You're not a boss until you own a pair of visvim FBTs. I think that's one of the 10 commandments of menswear blogging. Shit's like number 9—somewhere near the end there for sure. But don't forget about it because when you die and head to menswear blogger heaven, Hiroki is going to be at the pearly gates taking roll and if he sees that you never copped a pair your afterlife is a fucking rap, man.
That's why the gawd Lord Nakamura put on his professors hat and took it upon himself to write up a dissertation about the roots and evolution of the moccasin-inspired piece of footwear that his brand has become so well known for (hat tip to our ex over at GQ for this one). He breaks down the history where Native American tribes made the shoes to protect their feet during the harsh winters and, while many didn't have as durable a sole as the current iterations do with their hard rubber, they eventually grew into more solidified footwear for further protection against the elements. Even the superfluous flap around the ankle had a use: They could be flipped up to protect the wearer's ankle and, supposedly, the fringe on models like the Shaman may have helped cover the tracks of someone walking through muddy terrain. The sometimes ornate vamp on the top of the foot? Yeah, that offered tribes the possibility of 1.0 DIY customization with beads or other designs specific to them. Crafty!
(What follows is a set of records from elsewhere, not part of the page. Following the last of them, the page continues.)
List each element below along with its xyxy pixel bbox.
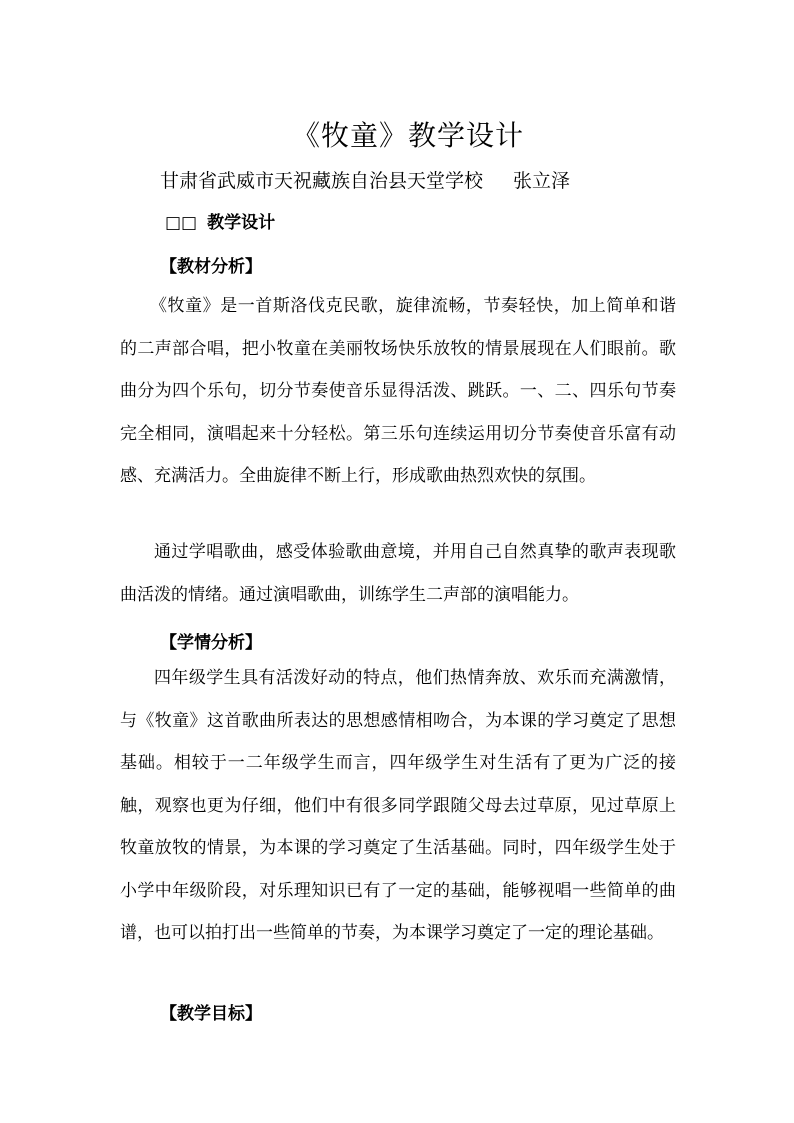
heading-teaching-goals: 【教学目标】 bbox=[160, 1004, 262, 1024]
heading-learner-analysis: 【学情分析】 bbox=[160, 633, 262, 653]
heading-textbook-analysis: 【教材分析】 bbox=[160, 257, 262, 277]
page-title: 《牧童》教学设计 bbox=[291, 119, 524, 152]
section-heading-teaching-design bbox=[165, 208, 275, 233]
paragraph-textbook-analysis-1: 《牧童》是一首斯洛伐克民歌，旋律流畅，节奏轻快，加上简单和谐的二声部合唱，把小牧童在美丽牧场快乐放牧的情景展现在人们眼前。歌曲分为四个乐句，切分节奏使音乐显得活泼、跳跃。一、二、四乐句节奏完全相同，演唱起来十分轻松。第三乐句连续运用切分节奏使音乐富有动感、充满活力。全曲旋律不断上行，形成歌曲热烈欢快的氛围。 bbox=[120, 296, 676, 486]
author-name: 张立泽 bbox=[513, 170, 571, 192]
author-line bbox=[160, 166, 570, 193]
school-name: 甘肃省武威市天祝藏族自治县天堂学校 bbox=[160, 170, 484, 192]
section-number: □□ bbox=[165, 213, 198, 233]
paragraph-learner-analysis: 四年级学生具有活泼好动的特点，他们热情奔放、欢乐而充满激情，与《牧童》这首歌曲所表达的思想感情相吻合，为本课的学习奠定了思想基础。相较于一二年级学生而言，四年级学生对生活有了更为广泛的接触，观察也更为仔细，他们中有很多同学跟随父母去过草原，见过草原上牧童放牧的情景，为本课的学习奠定了生活基础。同时，四年级学生处于小学中年级阶段，对乐理知识已有了一定的基础，能够视唱一些简单的曲谱，也可以拍打出一些简单的节奏，为本课学习奠定了一定的理论基础。 bbox=[120, 668, 676, 943]
section-title: 教学设计 bbox=[207, 213, 276, 233]
paragraph-textbook-analysis-2: 通过学唱歌曲，感受体验歌曲意境，并用自己自然真挚的歌声表现歌曲活泼的情绪。通过演唱歌曲，训练学生二声部的演唱能力。 bbox=[120, 542, 676, 605]
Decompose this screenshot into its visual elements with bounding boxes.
Of course, as Hiroki founded visvim, he modified the design to suit the urban environment. The FBT (named after a pair of fire kicks on a Fun Boy Trio album cover) we know today wouldn't make the cut as a true moccasin, so to speak. He worked to make sure the shoe had a unique, but also versatile silhouette, which ushered in the removable ankle flap. But it also kept true to the original feel of a leather sole with a specific mixture of chemicals to replicate the support, while adding comfort. The original FBT made its first appearance more than TEN years ago and the newest models show the brand's tireless work to keep the shoe both modern and as historically accurate as possible.